As Edge devices proliferate and the needs of the AppSRE and admin teams grow to accommodate these devices, new challenges arise with gaining visibility into the health of these environments. As the scale grows, so does the complexity of the job to administer and view holistically from data center to the edge.

First, let's start with a bit of table-setting

With Red Hat Advanced Cluster Management for Kubernetes (RHACM) version 2.4 and later, Red Hat provides centralized observability of the fleet, which is primarily focused on displaying cluster health metrics that can readily describe control plane health, cluster optimization, and cluster utilization. For example, admins can see API latency across the fleet and compare clusters for CPU/memory under utilization.

In addition, alerts are configured for centralized management, ensuring that responders are engaged directly in the tools they are expecting, such as Slack and PagerDuty. Specific alert rules can be put in place to ensure only critical alerts fire into appropriate channels.

These capabilities provide the starting point for your Observability experience in RHACM, and while the starting point is robust and feature-full, many customers have asked for the ability to build their own dashboards (we provided), customize the allowList for cluster metrics (we provided), and expose Service Level Objective (we provided). We would be remiss to mention that the capabilities also extend to OpenShift 3.11 and OCP 4.x, along with Amazon EKS, Google Cloud GKE, Microsoft Azure AKS and IBM Cloud IKS.

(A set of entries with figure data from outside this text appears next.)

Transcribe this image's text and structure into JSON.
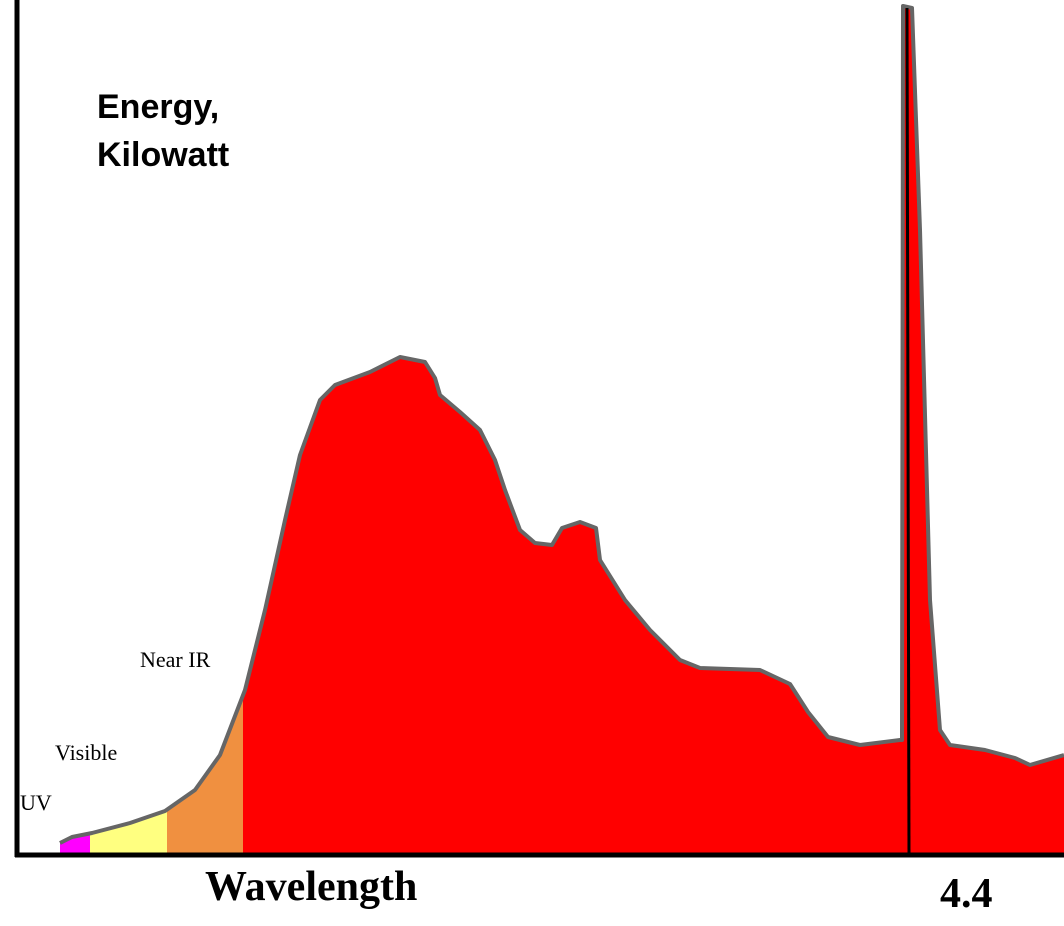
{
  "y_label": {
    "lines": [
      "Energy,",
      "Kilowatt"
    ]
  },
  "regions": [
    "UV",
    "Visible",
    "Near IR"
  ],
  "x_label": "Wavelength",
  "slide_number": "4.4"
}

We didn't want to stop there

Customers are moving workloads closer to their users, and taking advantage of edge computing to enrich their customers' experiences, and drive higher satisfaction. Our customers also started to narrow in on a specific use case that involved the need to monitor a single node OpenShift (SNO) cluster that was driving a highly specialized container workload, and desired to do all of that with one single monitoring instance. See Meet single node OpenShift for more information.

Edge devices are generally resource constrained and do not have the same access to elastic compute and memory resources that might be available, for example, in the public or private cloud model. With that in mind, customers do not want to sacrifice any additional compute and memory towards the infrastructure operators running within the cluster. We now offer the ability to surface both the platform and user workload metrics with one monitoring stack.

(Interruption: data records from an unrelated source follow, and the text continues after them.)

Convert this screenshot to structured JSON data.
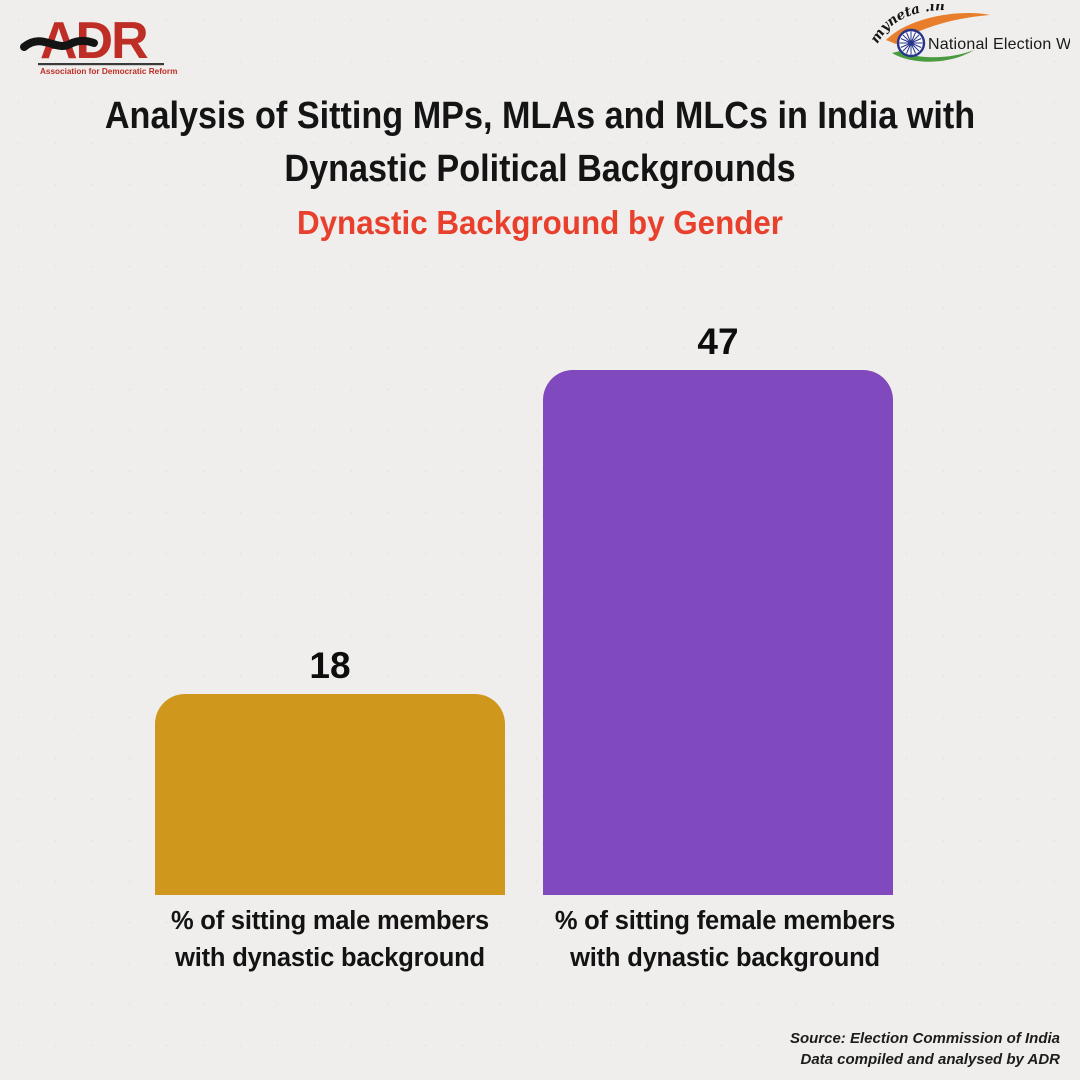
{
  "header": {
    "adr_logo": {
      "acronym": "ADR",
      "tagline": "Association for Democratic Reforms"
    },
    "myneta_logo": {
      "brand": "myneta .info",
      "label": "National Election Watch"
    }
  },
  "main_title_lines": [
    "Analysis of Sitting MPs, MLAs and MLCs in India with",
    "Dynastic Political Backgrounds"
  ],
  "subtitle": "Dynastic Background by Gender",
  "subtitle_color": "#e8402c",
  "chart_data": {
    "type": "bar",
    "title": "Dynastic Background by Gender",
    "categories": [
      "% of sitting male members with dynastic background",
      "% of sitting female members with dynastic background"
    ],
    "values": [
      18,
      47
    ],
    "colors": [
      "#cf981d",
      "#8149be"
    ],
    "label_lines": [
      [
        "% of sitting male members",
        "with dynastic background"
      ],
      [
        "% of sitting female members",
        "with dynastic background"
      ]
    ],
    "xlabel": "",
    "ylabel": "",
    "ylim": [
      0,
      50
    ],
    "grid": false,
    "legend": false,
    "value_labels": true
  },
  "source": {
    "line1": "Source: Election Commission of India",
    "line2": "Data compiled and analysed by ADR"
  }
}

Taking note of this requirement, RHACM and OpenShift Monitoring worked together to ensure our customers have the ability to monitor their workload on single node OpenShift by leveraging the on-cluster Prometheus, and a ServiceMonitor to push the necessary workload metrics through the platform. Admins and developers can take advantage of the custom allow list to centrally collect this metric at the hub, leverage PromQL to explore the metric, and even make use of a sandbox Grafana environment to build custom visualizations.

But wait, there's more!

Starting with the release of RHACM 2.5, the following features were introduced to further enrich the edge observability experience:

  • Dynamic metrics for SNO clusters: Dynamic metrics collection supports automatic metric collection based on certain conditions. By default, a SNO cluster does not collect pod and container resource metrics. Once a SNO cluster reaches a specific level of resource consumption, the defined granular metrics are collected dynamically. When the cluster resource consumption is consistently less than the threshold for a period of time, granular metric collection stops.

  • Export metrics to external endpoints: Export monitoring metrics into existing corporate monitoring tools. By exporting Kubernetes cluster metrics from RHACM into streaming platforms like Kafka, and combining them with other system metrics such as event management logs, audit logs, and SNMP logs, customers get a complete picture for security and troubleshooting applications.

  • Arm (ARM, aarch64, Advanced RISC Machines) support: Did we mention you can do it all for Arm64 managed clusters, too? Even the hub is capable of running on Arm, further enabling the management reach into lower power and lower cost consumption models.

What's next?

As we continue to iterate on these features and fine tune the capacity and scale aspects, expect us to deliver enriched capabilities that help admins and developers to establish "right sized" requests and limits for their applications, further ensuring that edge workloads only use what they need in these ever more constrained environments. Monitoring for Hosted Control Planes (HyperShift) and additional deliverables in User Workload Monitoring will help you and your teams successfully observe and manage the platforms, and applications, in your growing estate of clusters.